In 2019 the Professor J. Knight group, supported by the BRC Genomic Medicine theme, worked in partnership with a patient interest group to share their research findings with patients across the country. Giuseppe Scozzafava, a researcher and lab manager at the Wellcome Centre for Human Genetics, discusses how that relationship helped to disseminate their research more widely.
What is your research about?
The GenExpressID study aims to understand the inherited causes of ankylosing spondylitis. Ankylosing spondylitis (AS) is a chronic inflammatory condition affecting the spine and joints between the lower spine and pelvis, causing loss of mobility and deterioration of quality of life. It affects around 1 in 200 people and in the UK this is equivalent to 315,000 people. It is part of a group of disorders described as Spondyloarthropathies (SpA). We are putting together a detailed map of the functional genomic landscape of the disease and how genetic variants act. Armed with this information we hope we can find a disease-specific signature, which, in turn, would inform the development of new therapies.
What was your project?
We recruit patients to the study through clinics run by participating Principal Investigators at the Nuffield Orthopaedic Centre in Oxford and at the Royal United Hospital in Bath. We wanted to engage with a national patient interest group to involve patients and share our findings with them, and so we worked with the National Axial Spondyloarthritis Society (NASS). In June 2019 we gave a presentation at the NASS Members National Meeting in Birmingham.

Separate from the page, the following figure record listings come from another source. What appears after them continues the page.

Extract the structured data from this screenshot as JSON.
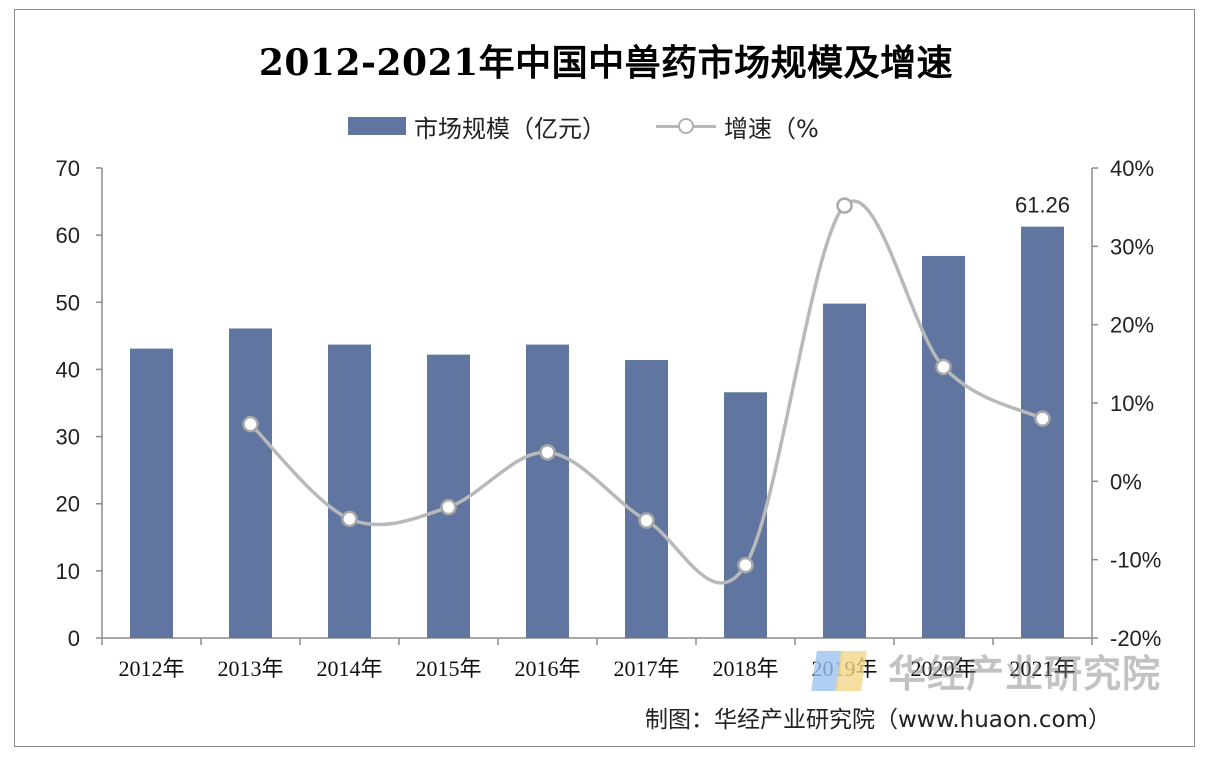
{
  "title": "2012-2021年中国中兽药市场规模及增速",
  "legend": {
    "bar_label": "市场规模（亿元）",
    "line_label": "增速（%"
  },
  "source": "制图：华经产业研究院（www.huaon.com）",
  "watermark": "华经产业研究院",
  "colors": {
    "bar": "#6076a0",
    "line": "#b9b9b9",
    "point_fill": "#ffffff"
  },
  "chart_data": {
    "type": "bar",
    "title": "2012-2021年中国中兽药市场规模及增速",
    "categories": [
      "2012年",
      "2013年",
      "2014年",
      "2015年",
      "2016年",
      "2017年",
      "2018年",
      "2019年",
      "2020年",
      "2021年"
    ],
    "series": [
      {
        "name": "市场规模（亿元）",
        "type": "bar",
        "axis": "left",
        "values": [
          43.1,
          46.1,
          43.7,
          42.2,
          43.7,
          41.4,
          36.6,
          49.8,
          56.9,
          61.26
        ]
      },
      {
        "name": "增速（%",
        "type": "line",
        "axis": "right",
        "smooth": true,
        "values": [
          null,
          7.3,
          -4.8,
          -3.3,
          3.7,
          -5.0,
          -10.7,
          35.2,
          14.6,
          8.0
        ]
      }
    ],
    "left_axis": {
      "ylim": [
        0,
        70
      ],
      "ticks": [
        "0",
        "10",
        "20",
        "30",
        "40",
        "50",
        "60",
        "70"
      ]
    },
    "right_axis": {
      "ylim": [
        -20,
        40
      ],
      "ticks": [
        "-20%",
        "-10%",
        "0%",
        "10%",
        "20%",
        "30%",
        "40%"
      ]
    },
    "data_labels": [
      {
        "category": "2021年",
        "text": "61.26"
      }
    ],
    "legend_position": "top",
    "grid": false
  }
}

What was the result of your project?
We were able to give an overview of our current research to an audience of around 100 patients, carers and medical professionals. Following on from the meeting, we wrote a short piece that was published in the NASS magazine, AS News. Through the magazine we reached around 4,000 NASS members and 500 health professionals.
What did you learn from the project?
The main challenge we faced was finding the right channel through which to contact patients. Contacting NASS proved to be very useful and it gave us access to an interested audience. I would advise other researchers to find and contact your relevant patients’ groups; you will find that they are very interested to have someone talk to them about your research.